NRAMA: Backing up, when you say mainstream work, what are you referring to?
CT: Chris Duffy at
Nickelodeon Magazine pays my bills. He’s my main employer. I’ve been doing lots of comics for Nickelodeon, but I also do a lot of other work for other publishers. This last year, I think Dark Horse has been my principle employer, and I’ve done lots for them – just anthology pieces of all different varieties. I’ve done some work for Marvel – a Spider-Man thing with Brian Bendis, and I’ve done the Fantastic Four covers and all other kinds of stuff for magazines. I’m constantly doing illustrations.
NRAMA: So, given what you said earlier about your next project, what’s on the burners? Are you looking at starting up again, or do you need time to recharge before you figure out what direction you’ll go towards next?
CT: Yeah. My next project is pretty vague right now, because I have all these deadlines that I’ve pushed off since late last year to get everything ready for the book, so I know I’m going to be busy for two or three months now, non-stop catching up on these deadlines, so I’m almost in a panic mode on that.
Then, after that, it’s really vague. I have a few things going on in the sketchbooks. I’m leaning more towards the fantastical project, I have to confess.
NRAMA: Why do you think that is?
CT: Well, too clarify, when I say “fantastical,” it definitely will be fantastical as filtered through my sensibilities.
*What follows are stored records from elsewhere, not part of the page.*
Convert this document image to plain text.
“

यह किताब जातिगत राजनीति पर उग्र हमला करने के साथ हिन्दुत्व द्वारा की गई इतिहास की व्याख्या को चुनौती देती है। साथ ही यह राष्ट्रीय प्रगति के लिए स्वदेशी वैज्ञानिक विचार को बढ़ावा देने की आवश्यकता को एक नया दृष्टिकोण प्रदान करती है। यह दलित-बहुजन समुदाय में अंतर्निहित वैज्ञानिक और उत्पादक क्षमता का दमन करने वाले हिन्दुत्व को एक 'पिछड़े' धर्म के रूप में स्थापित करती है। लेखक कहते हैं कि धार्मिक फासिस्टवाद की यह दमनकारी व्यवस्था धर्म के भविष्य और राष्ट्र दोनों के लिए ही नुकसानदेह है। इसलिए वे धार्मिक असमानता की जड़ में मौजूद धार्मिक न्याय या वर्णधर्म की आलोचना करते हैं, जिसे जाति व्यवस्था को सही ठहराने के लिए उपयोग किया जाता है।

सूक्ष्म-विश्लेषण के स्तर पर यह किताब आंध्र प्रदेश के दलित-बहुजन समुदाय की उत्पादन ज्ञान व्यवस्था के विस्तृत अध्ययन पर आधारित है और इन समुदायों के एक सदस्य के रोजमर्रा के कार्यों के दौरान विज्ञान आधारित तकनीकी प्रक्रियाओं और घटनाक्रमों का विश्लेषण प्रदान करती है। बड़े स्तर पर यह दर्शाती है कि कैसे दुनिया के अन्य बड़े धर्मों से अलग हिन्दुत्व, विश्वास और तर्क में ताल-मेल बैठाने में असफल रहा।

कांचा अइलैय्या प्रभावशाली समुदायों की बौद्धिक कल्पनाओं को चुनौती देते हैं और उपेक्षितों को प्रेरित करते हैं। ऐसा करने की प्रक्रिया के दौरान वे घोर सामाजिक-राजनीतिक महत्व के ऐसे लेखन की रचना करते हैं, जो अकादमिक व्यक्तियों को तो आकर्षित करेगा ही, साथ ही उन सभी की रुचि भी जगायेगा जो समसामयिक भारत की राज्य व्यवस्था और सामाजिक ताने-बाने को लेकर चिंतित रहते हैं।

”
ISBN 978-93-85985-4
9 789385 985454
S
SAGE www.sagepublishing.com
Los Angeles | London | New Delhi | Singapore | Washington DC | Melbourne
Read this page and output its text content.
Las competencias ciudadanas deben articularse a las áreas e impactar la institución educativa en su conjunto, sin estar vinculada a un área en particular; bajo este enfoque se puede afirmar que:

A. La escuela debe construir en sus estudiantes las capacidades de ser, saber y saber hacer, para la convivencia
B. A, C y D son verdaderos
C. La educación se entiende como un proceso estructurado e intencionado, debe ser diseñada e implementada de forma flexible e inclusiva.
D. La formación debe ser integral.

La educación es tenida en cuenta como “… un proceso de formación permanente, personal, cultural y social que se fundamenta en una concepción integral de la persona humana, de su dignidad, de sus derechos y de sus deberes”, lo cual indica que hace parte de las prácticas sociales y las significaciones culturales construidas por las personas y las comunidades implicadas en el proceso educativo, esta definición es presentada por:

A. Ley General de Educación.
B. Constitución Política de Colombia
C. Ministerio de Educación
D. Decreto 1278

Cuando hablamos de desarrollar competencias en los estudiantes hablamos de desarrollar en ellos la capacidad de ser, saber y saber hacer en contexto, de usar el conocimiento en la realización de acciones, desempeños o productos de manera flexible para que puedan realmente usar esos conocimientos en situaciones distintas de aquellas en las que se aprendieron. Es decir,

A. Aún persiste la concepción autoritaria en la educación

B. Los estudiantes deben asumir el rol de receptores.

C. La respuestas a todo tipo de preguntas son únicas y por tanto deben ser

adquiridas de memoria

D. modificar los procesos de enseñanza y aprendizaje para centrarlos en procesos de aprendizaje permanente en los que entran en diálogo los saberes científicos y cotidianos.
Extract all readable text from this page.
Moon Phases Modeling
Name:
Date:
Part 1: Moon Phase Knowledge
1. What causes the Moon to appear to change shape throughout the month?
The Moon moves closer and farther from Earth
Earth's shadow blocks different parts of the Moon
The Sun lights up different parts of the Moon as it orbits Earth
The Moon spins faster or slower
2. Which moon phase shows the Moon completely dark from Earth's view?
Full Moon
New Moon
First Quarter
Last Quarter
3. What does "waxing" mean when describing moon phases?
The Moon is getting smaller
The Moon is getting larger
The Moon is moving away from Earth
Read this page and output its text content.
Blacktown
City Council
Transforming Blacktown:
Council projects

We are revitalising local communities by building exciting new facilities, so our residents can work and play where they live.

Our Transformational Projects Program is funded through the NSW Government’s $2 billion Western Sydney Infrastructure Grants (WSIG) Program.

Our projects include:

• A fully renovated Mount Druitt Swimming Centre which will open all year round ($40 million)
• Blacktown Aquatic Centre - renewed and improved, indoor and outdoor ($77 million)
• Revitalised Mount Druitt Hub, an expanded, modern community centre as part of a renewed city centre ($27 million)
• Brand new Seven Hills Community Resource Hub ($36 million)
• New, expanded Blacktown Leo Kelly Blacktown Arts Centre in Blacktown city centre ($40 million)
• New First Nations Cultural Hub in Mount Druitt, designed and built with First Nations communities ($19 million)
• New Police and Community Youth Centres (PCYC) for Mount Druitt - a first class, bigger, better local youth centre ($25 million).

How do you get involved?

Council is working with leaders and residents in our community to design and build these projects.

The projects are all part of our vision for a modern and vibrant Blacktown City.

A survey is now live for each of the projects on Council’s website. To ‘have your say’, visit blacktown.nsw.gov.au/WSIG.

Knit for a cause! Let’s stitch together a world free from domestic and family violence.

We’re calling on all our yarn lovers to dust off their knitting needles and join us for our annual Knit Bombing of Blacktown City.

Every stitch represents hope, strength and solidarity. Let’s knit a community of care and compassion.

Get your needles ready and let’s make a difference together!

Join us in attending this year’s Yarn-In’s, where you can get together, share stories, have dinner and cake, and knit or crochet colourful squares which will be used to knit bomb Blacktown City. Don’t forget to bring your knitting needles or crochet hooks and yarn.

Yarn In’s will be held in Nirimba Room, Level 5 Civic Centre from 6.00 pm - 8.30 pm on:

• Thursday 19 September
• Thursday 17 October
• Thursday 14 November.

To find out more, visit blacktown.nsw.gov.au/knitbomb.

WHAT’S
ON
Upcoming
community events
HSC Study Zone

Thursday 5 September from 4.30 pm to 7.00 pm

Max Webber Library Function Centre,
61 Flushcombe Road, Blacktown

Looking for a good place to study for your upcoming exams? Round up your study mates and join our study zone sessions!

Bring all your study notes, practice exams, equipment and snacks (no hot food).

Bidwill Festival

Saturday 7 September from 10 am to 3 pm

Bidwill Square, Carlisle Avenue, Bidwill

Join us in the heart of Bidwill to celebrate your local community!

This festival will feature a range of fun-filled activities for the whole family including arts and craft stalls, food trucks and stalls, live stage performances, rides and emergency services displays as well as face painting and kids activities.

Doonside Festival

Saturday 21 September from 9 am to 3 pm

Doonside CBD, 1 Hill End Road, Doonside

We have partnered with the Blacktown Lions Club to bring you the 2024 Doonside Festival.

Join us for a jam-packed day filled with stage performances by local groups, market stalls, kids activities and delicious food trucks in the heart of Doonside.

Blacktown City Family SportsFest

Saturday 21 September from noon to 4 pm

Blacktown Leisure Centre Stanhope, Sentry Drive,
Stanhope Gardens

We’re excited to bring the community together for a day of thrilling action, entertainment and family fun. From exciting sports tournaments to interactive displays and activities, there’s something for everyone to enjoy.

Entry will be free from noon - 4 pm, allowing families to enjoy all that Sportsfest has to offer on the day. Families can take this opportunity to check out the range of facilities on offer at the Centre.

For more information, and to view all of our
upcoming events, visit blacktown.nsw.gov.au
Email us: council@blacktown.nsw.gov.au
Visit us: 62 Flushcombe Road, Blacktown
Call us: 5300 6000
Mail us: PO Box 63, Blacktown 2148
A big part of it is probably spending a little too much time internally, and wanting to get out of that space for a while. This could change at any moment, but it’s appealing to me to make up a crazy new world, and work in that looser structure rather than everyday life.
This may change, of course, because ultimately, I want all my comics to be relevant to where we are now rather than just escapism. That’s what I’ve been trying to work against in comics…but I think it would be fun. I have to have some fun for a while.